Interfaces and stability

These days there is much fuss around (not so) newly discovered bugs in nVidia drivers for Linux. Instead of being happy that a large software vendor has gone to trouble of providing drivers for a nonsignificant portion of their market share, users are whining about the "evil" nature of closed-source binary blobs being downloaded to kernel.

  1. The importance of the bug is exaggerated. I consider it a bad practice to install any kind of advanced graphic capabilities on servers. As for desktops.. well, a plethora of bugs in other "desktop programs" already exist, this one doesn't make any additional threats beyond the existing ones. And it's simple to fix - don't use the driver.

  2. I've found many complaints that nVidia's drivers are low-quality, unstable or just don't work. (Even today a friend complained to me.)

What is most fascinating is that users of these drivers are barking at the wrong tree (nVidia in this case): the real fault lies on the lack of official kernel APIs which are also ever-changing, to make the situation more difficult. And Linus is even proud of it, replying in the lines of "read the source".

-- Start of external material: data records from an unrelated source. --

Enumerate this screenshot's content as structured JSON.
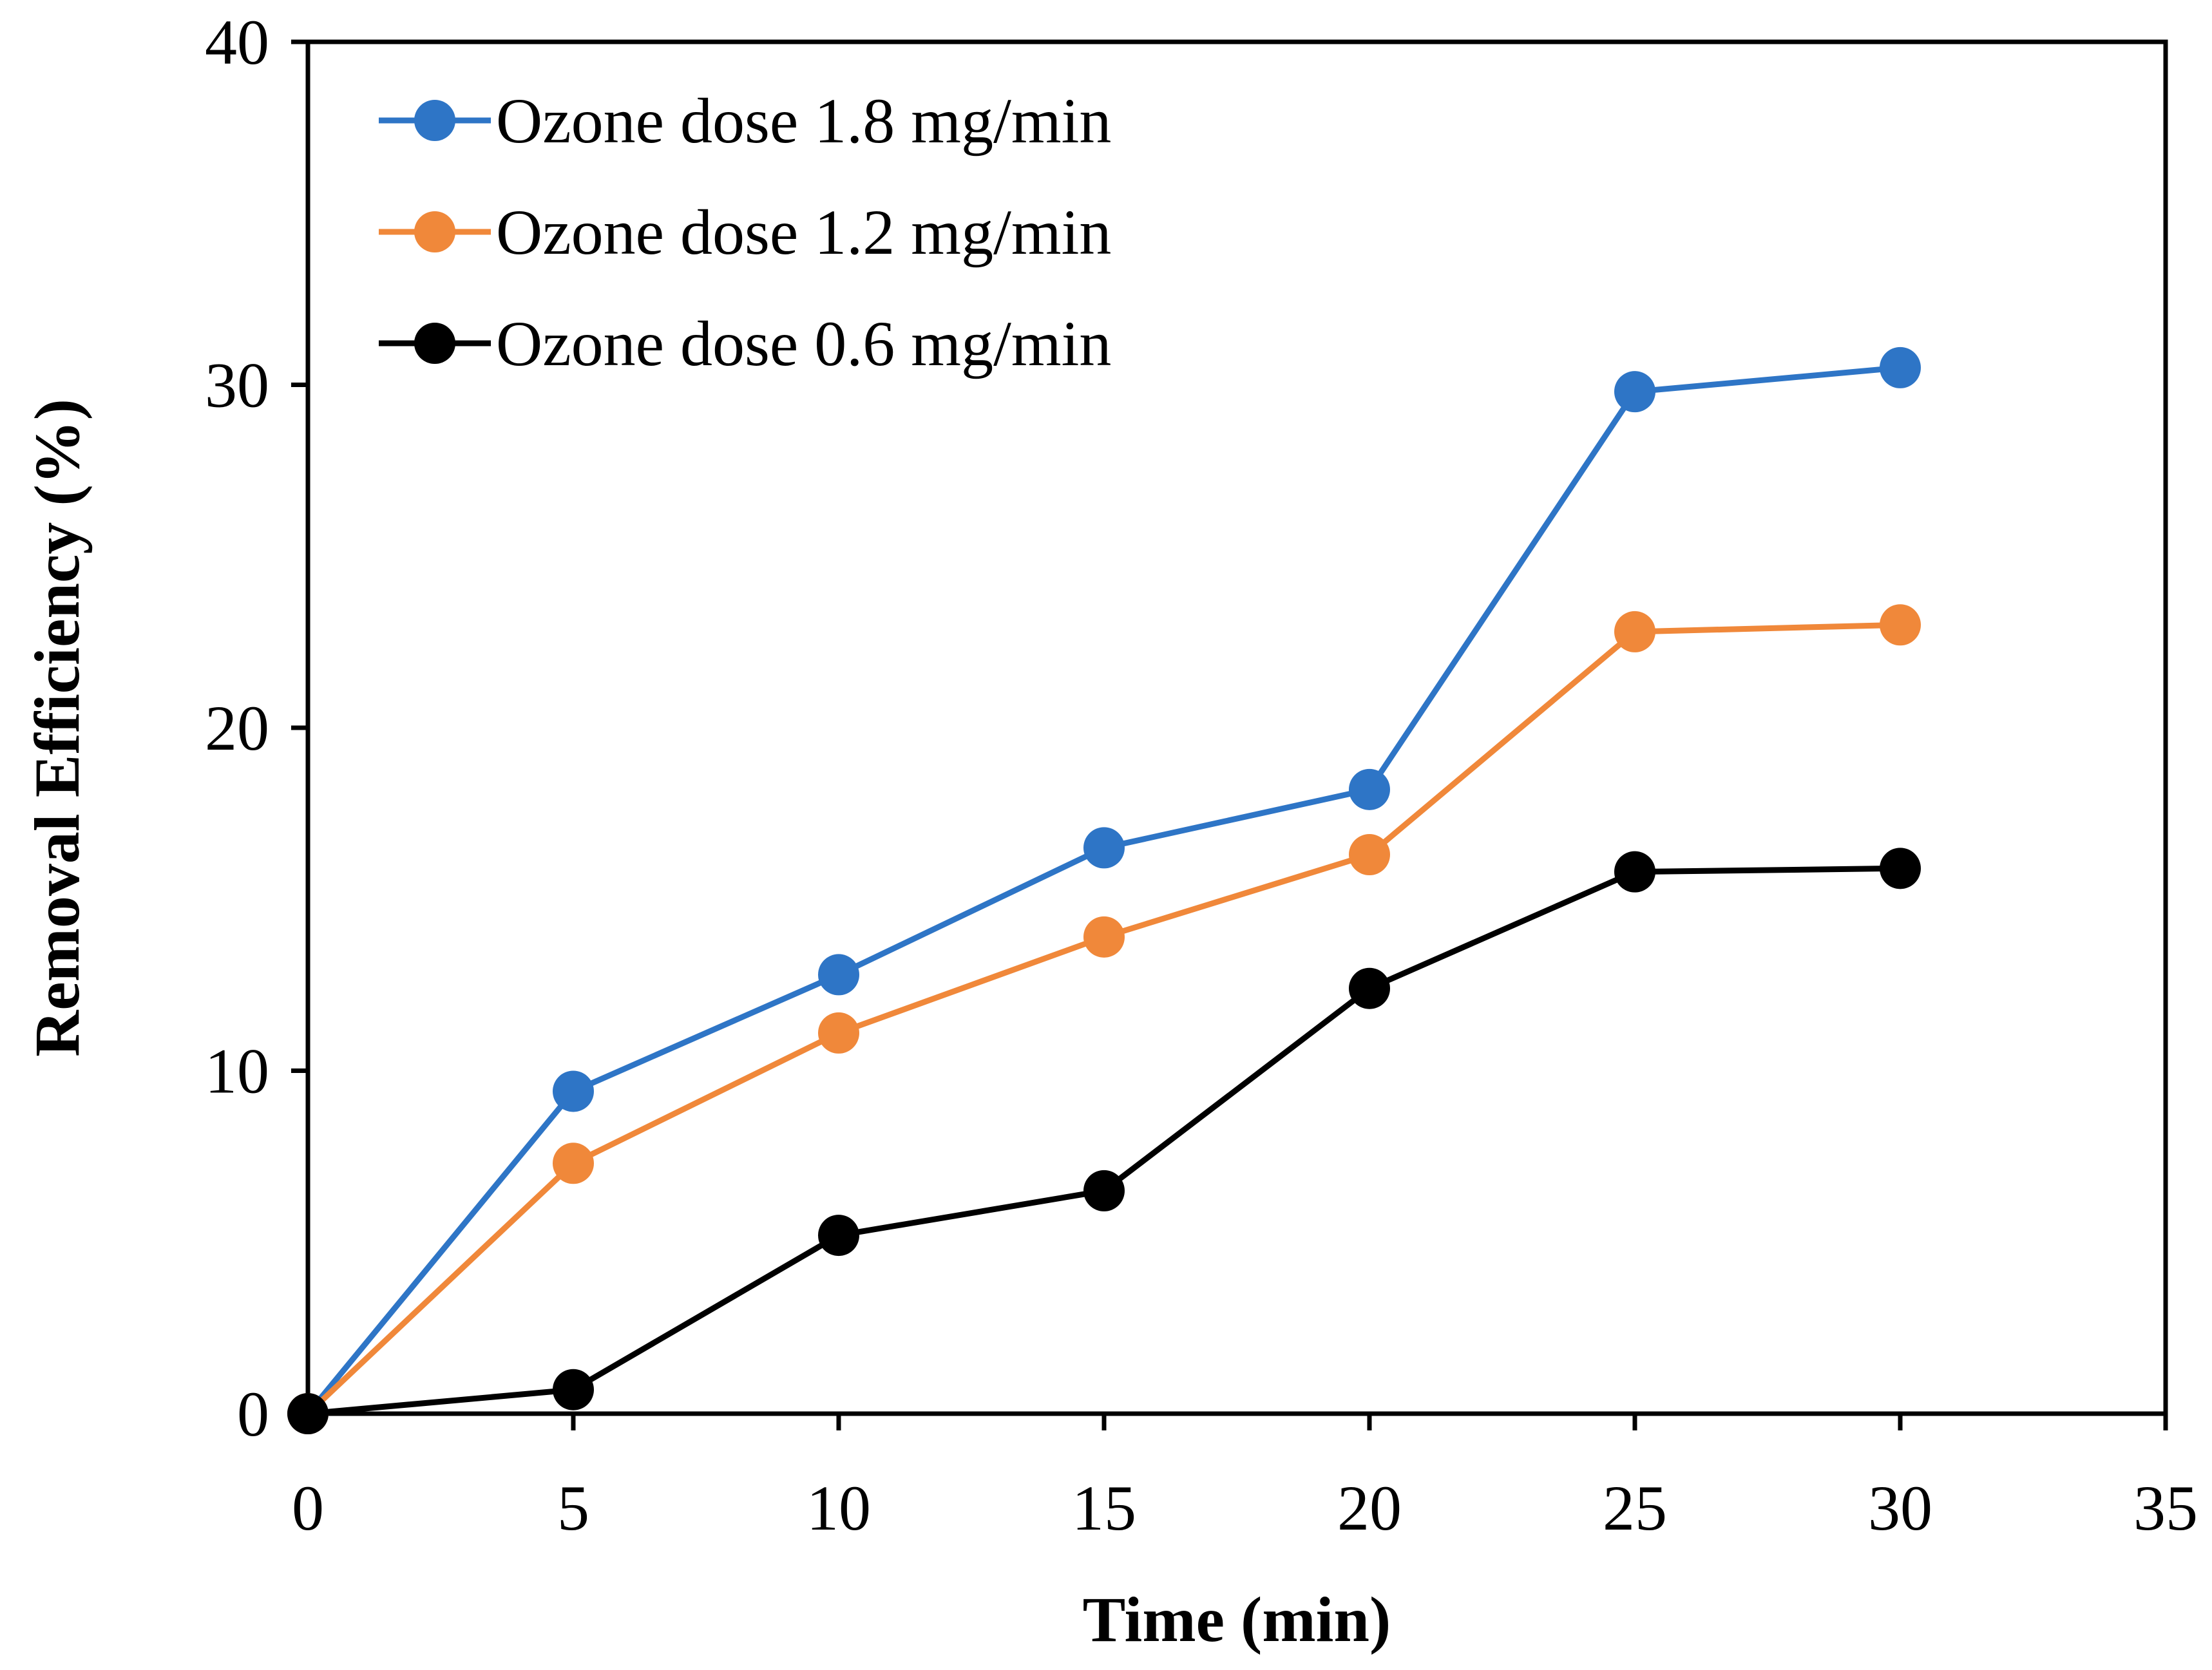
{
  "chart_data": {
    "type": "line",
    "xlabel": "Time (min)",
    "ylabel": "Removal Efficiency (%)",
    "xlim": [
      0,
      35
    ],
    "ylim": [
      0,
      40
    ],
    "xticks": [
      0,
      5,
      10,
      15,
      20,
      25,
      30,
      35
    ],
    "yticks": [
      0,
      10,
      20,
      30,
      40
    ],
    "grid": false,
    "legend_position": "top-left",
    "x": [
      0,
      5,
      10,
      15,
      20,
      25,
      30
    ],
    "series": [
      {
        "name": "Ozone dose 1.8 mg/min",
        "color": "#2E75C6",
        "values": [
          0,
          9.4,
          12.8,
          16.5,
          18.2,
          29.8,
          30.5
        ]
      },
      {
        "name": "Ozone dose 1.2 mg/min",
        "color": "#F0883A",
        "values": [
          0,
          7.3,
          11.1,
          13.9,
          16.3,
          22.8,
          23.0
        ]
      },
      {
        "name": "Ozone dose 0.6 mg/min",
        "color": "#000000",
        "values": [
          0,
          0.7,
          5.2,
          6.5,
          12.4,
          15.8,
          15.9
        ]
      }
    ]
  }
}
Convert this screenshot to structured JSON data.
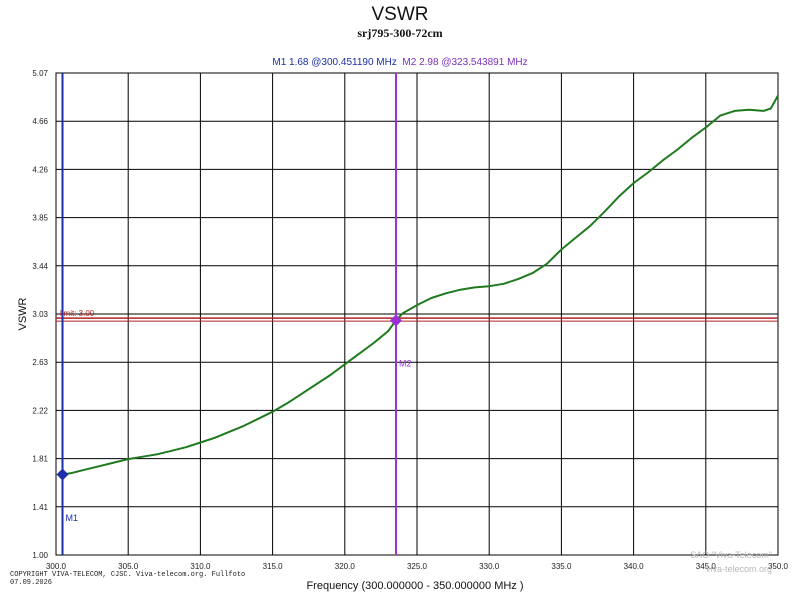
{
  "header": {
    "title": "VSWR",
    "subtitle": "srj795-300-72cm",
    "marker_readout": {
      "m1": "M1  1.68 @300.451190 MHz",
      "m2": "M2  2.98 @323.543891 MHz"
    }
  },
  "footer": {
    "copyright_line1": "COPYRIGHT VIVA-TELECOM, CJSC. Viva-telecom.org. Fullfoto",
    "copyright_line2": "07.09.2026",
    "watermark_line1": "SAO \"Viva-Telecom\"",
    "watermark_line2": "viva-telecom.org"
  },
  "colors": {
    "trace": "#1f7a1f",
    "limit": "#b22222",
    "m1": "#1c2ea8",
    "m2": "#9b30d9",
    "grid": "#000000"
  },
  "chart_data": {
    "type": "line",
    "title": "VSWR",
    "subtitle": "srj795-300-72cm",
    "xlabel": "Frequency (300.000000 - 350.000000 MHz )",
    "ylabel": "VSWR",
    "xlim": [
      300,
      350
    ],
    "ylim": [
      1.0,
      5.07
    ],
    "grid": true,
    "x_ticks": [
      "300.0",
      "305.0",
      "310.0",
      "315.0",
      "320.0",
      "325.0",
      "330.0",
      "335.0",
      "340.0",
      "345.0",
      "350.0"
    ],
    "y_ticks": [
      "1.00",
      "1.41",
      "1.81",
      "2.22",
      "2.63",
      "3.03",
      "3.44",
      "3.85",
      "4.26",
      "4.66",
      "5.07"
    ],
    "limit": {
      "label": "limit: 3.00",
      "value": 3.0
    },
    "markers": [
      {
        "name": "M1",
        "x": 300.45119,
        "y": 1.68
      },
      {
        "name": "M2",
        "x": 323.543891,
        "y": 2.98
      }
    ],
    "series": [
      {
        "x": [
          300.45,
          301,
          302,
          303,
          304,
          305,
          306,
          307,
          308,
          309,
          310,
          311,
          312,
          313,
          314,
          315,
          316,
          317,
          318,
          319,
          320,
          321,
          322,
          323,
          323.54,
          324,
          325,
          326,
          327,
          328,
          329,
          330,
          331,
          332,
          333,
          334,
          335,
          336,
          337,
          338,
          339,
          340,
          341,
          342,
          343,
          344,
          345,
          346,
          347,
          348,
          349,
          349.5,
          350
        ],
        "y": [
          1.68,
          1.69,
          1.72,
          1.75,
          1.78,
          1.81,
          1.83,
          1.85,
          1.88,
          1.91,
          1.95,
          1.99,
          2.04,
          2.09,
          2.15,
          2.21,
          2.28,
          2.36,
          2.44,
          2.52,
          2.61,
          2.7,
          2.79,
          2.89,
          2.98,
          3.04,
          3.11,
          3.17,
          3.21,
          3.24,
          3.26,
          3.27,
          3.29,
          3.33,
          3.38,
          3.46,
          3.58,
          3.68,
          3.78,
          3.9,
          4.03,
          4.14,
          4.23,
          4.33,
          4.42,
          4.52,
          4.61,
          4.71,
          4.75,
          4.76,
          4.75,
          4.77,
          4.88
        ]
      }
    ]
  }
}
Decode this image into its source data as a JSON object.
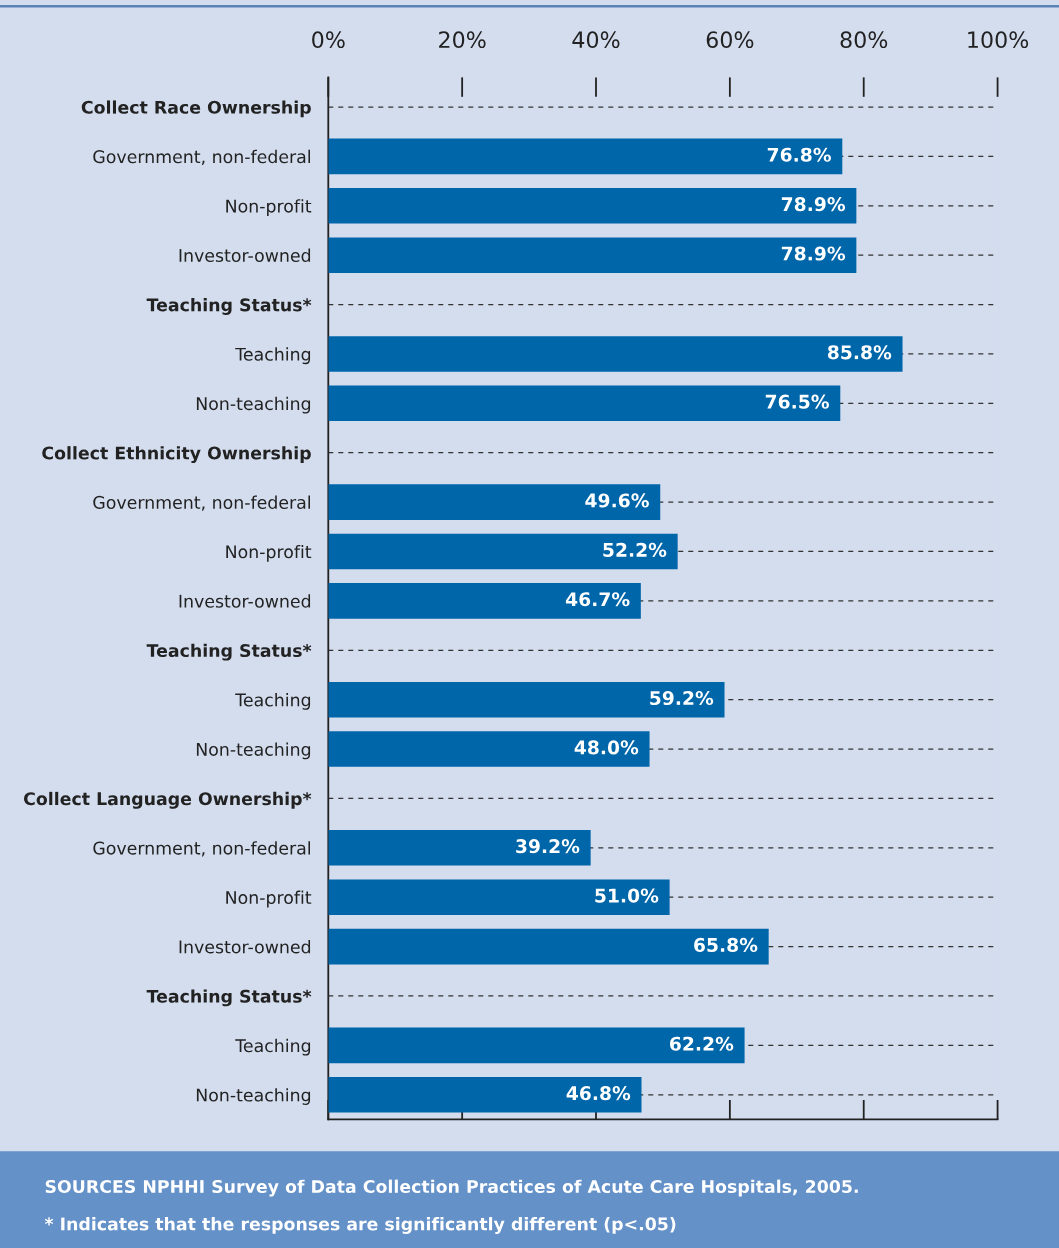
{
  "chart_data": {
    "type": "bar",
    "orientation": "horizontal",
    "categories": [
      "Collect Race Ownership",
      "Government, non-federal",
      "Non-profit",
      "Investor-owned",
      "Teaching Status*",
      "Teaching",
      "Non-teaching",
      "Collect Ethnicity Ownership",
      "Government, non-federal",
      "Non-profit",
      "Investor-owned",
      "Teaching Status*",
      "Teaching",
      "Non-teaching",
      "Collect Language Ownership*",
      "Government, non-federal",
      "Non-profit",
      "Investor-owned",
      "Teaching Status*",
      "Teaching",
      "Non-teaching"
    ],
    "values": [
      null,
      76.8,
      78.9,
      78.9,
      null,
      85.8,
      76.5,
      null,
      49.6,
      52.2,
      46.7,
      null,
      59.2,
      48.0,
      null,
      39.2,
      51.0,
      65.8,
      null,
      62.2,
      46.8
    ],
    "value_labels": [
      null,
      "76.8%",
      "78.9%",
      "78.9%",
      null,
      "85.8%",
      "76.5%",
      null,
      "49.6%",
      "52.2%",
      "46.7%",
      null,
      "59.2%",
      "48.0%",
      null,
      "39.2%",
      "51.0%",
      "65.8%",
      null,
      "62.2%",
      "46.8%"
    ],
    "color": "#0066aa",
    "xlim": [
      0,
      100
    ],
    "xticks": [
      {
        "value": 0,
        "label": "0%"
      },
      {
        "value": 20,
        "label": "20%"
      },
      {
        "value": 40,
        "label": "40%"
      },
      {
        "value": 60,
        "label": "60%"
      },
      {
        "value": 80,
        "label": "80%"
      },
      {
        "value": 100,
        "label": "100%"
      }
    ],
    "grid": "y",
    "line_style": "dashed",
    "annotations": [
      "SOURCES NPHHI Survey of Data Collection Practices of Acute Care Hospitals, 2005.",
      "* Indicates that the responses are significantly different (p<.05)"
    ]
  }
}
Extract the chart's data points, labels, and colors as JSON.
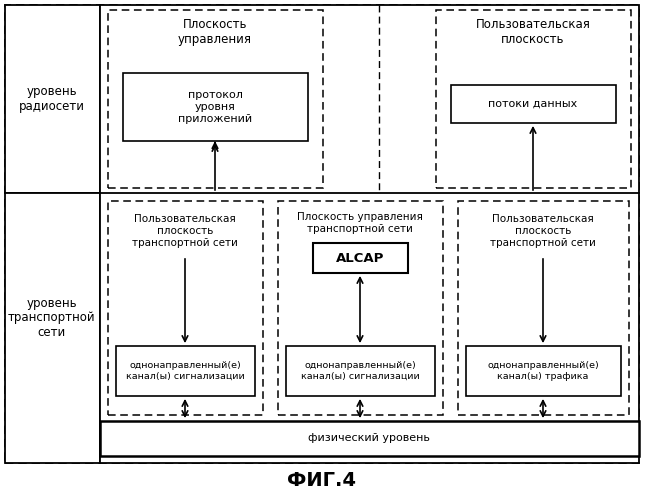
{
  "title": "ФИГ.4",
  "bg_color": "#ffffff",
  "left_label_radio": "уровень\nрадиосети",
  "left_label_transport": "уровень\nтранспортной\nсети",
  "top_control_plane": "Плоскость\nуправления",
  "top_user_plane": "Пользовательская\nплоскость",
  "box_app_protocol": "протокол\nуровня\nприложений",
  "box_data_flows": "потоки данных",
  "box_user_plane_tn1": "Пользовательская\nплоскость\nтранспортной сети",
  "box_control_plane_tn": "Плоскость управления\nтранспортной сети",
  "box_user_plane_tn2": "Пользовательская\nплоскость\nтранспортной сети",
  "box_alcap": "ALCAP",
  "box_sig1": "однонаправленный(е)\nканал(ы) сигнализации",
  "box_sig2": "однонаправленный(е)\nканал(ы) сигнализации",
  "box_traffic": "однонаправленный(е)\nканал(ы) трафика",
  "box_physical": "физический уровень",
  "font_size_main": 8.0,
  "font_size_label": 7.5,
  "font_size_small": 6.8,
  "font_size_alcap": 9.5,
  "font_size_title": 14,
  "font_size_side": 8.5
}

IMHO, users are in this case a direct victim of such attitude. As I said, Linux is only a secondary platform to nVidia. They have no real financial incentive in keeping up with Linux kernel development. There is no point in constantly keeping behind myriad of Linux kernels with different patches and trying to make drivers work with every single one of them. Why? Because there's no stable kernel API.

Binary-only drivers (if written well, but that's beside the point here) work very well on Solaris, AIX and Win32. I don't know about AIX, but I know that Solaris and Win32 publish official driver development kits (DDK). Every 3rd party manufacturer can write a driver w/o relying on the "current state of flux" of the kernel and be reasonably certain that their investment in the platform is long-term. Something which is not the case with Linux.

I encourage users to stop buying the "binary blobs are evil"-nonsense and start asking the following question to Linux developers: "Why doesn't Linux have DDK?" If some DDK appears, Linux will maybe (just maybe) become a more attractive platform for hardware manufacturers. I believe it'd be easier to convince "big players" to write Linux drivers conforming to DDK than to convince them to publish HW specs. Until such time, users are "doomed" to reverse-engineered drivers, "black magic" (like ndiswrapper), buggy (like nVidia's), or simply no drivers at all.

And I fully understand reluctance of ATI and nVidia to open up specs. Opening up the HW spec can reveal much about internal implementation. And internals are what they are living of. Encourages competition. And in the end, it's the users who benefit of it. (Just imagine ATI copying every feature of nVidia with same performance and comparable price, and vice-versa. They would simply loose any incentive to further develop their chips. At least until a newcomer to the market appears.)


1 comment:

Paulo Henrique Silva said...

"Why doesn't Linux have DDK?"

=> Documentation/stable-api-nonsense.txt (http://lxr.linux.no/source/Documentation/stable_api_nonsense.txt)

If we insist to compare Linux with "your_favorite_other_OS" we will certainly think that a stable API would be the right way, but the way that linux kernel has evolved proves that this is not the case to Linux. But, OK? This discussion can be very long... Nice post indeed.